In the canning process, the quart jars (even the clean ones I washed) had to be sterilized in boiling water. With tongs, they were retrieved from the boiling water and immediately packed with the prepared fruit. Then the hot liquid (sugared water or just water) was poured into the jar to within half an inch of the rim, and the hot lid and ring were synched down. Then the jar had to be put into a large pot with six other jars and boiled for 10 minutes. This was usually for peaches, apples, apricots, and even whole tomatoes. Once they were removed from the hot bath, they were placed on a towel on the table to cool and the lids would compress causing a seal in the jar.

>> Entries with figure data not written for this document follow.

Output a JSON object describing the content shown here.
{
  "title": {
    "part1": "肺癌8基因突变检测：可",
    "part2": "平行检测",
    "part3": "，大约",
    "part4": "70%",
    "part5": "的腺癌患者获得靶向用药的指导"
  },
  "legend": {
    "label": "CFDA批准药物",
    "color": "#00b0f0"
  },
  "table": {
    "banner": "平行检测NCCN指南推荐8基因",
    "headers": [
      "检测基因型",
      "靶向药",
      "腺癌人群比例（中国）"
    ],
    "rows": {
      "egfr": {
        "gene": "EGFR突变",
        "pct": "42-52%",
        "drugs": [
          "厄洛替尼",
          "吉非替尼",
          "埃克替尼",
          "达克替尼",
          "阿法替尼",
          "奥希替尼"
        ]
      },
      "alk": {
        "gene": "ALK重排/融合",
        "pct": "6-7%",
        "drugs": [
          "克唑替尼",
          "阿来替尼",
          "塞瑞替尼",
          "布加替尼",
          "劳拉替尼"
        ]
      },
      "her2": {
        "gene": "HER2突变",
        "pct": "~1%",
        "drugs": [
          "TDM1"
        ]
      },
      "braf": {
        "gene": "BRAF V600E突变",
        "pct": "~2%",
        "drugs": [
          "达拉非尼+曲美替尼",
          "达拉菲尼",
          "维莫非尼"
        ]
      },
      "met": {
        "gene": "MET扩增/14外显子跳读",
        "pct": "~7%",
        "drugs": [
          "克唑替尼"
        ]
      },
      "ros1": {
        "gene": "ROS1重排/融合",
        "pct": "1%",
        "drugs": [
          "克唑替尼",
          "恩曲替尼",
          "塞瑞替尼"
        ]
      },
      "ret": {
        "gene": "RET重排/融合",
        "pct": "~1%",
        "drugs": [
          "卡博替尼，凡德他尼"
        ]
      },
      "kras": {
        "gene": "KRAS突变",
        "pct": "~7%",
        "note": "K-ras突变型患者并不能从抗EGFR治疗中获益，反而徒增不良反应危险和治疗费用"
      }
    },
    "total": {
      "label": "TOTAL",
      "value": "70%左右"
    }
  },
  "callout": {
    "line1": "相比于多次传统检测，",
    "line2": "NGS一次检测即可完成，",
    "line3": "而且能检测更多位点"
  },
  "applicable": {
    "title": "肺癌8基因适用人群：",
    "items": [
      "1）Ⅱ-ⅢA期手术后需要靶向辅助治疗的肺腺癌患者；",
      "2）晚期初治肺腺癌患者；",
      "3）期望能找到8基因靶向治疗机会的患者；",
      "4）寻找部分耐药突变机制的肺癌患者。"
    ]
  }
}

Now the fruit was good for the next few years unless the seal was broken. I loved the sound of the lids as they sealed. It made a musical “foomp” or “pop” sound. It meant all the hard work was successful.
We canned hundreds of quarts of fruit every summer, ready for peach cobblers or apple pies all winter. As you can guess, this was an all-day event and meant standing for hours in front of the sink and stove in a very humid kitchen.
Pig Latin in the Kitchen
If you come from a family like mine you probably heard about Pig Latin. Little people have big ears, and I certainly was a quiet listening type. I loved being in the kitchen to hear all the talk and the adult women didn’t really want me to hear ALL the talk so they would talk in Pig Latin. At first, it was just gibberish to me, but I was interested because it seemed to be something that was of importance. If you don’t want me to hear it, it has to be pretty important. It took a while but eventually, I worked out a word or two. Once I had deciphered one or two, I cracked the code and could understand it all. That’s when they couldn’t use the Pig Latin anymore.
When men reach their sixties and retire, they go to pieces. Women go right on cooking.
— Gail Sheehy
During this pandemic, so many dear friends have approached me via email and social media asking me to give them tips on baking. Staying home has introduced women to the kitchen again. Surely, a pandemic isn’t what was needed to pass cooking skills onto the next generation—or was it? What do you think?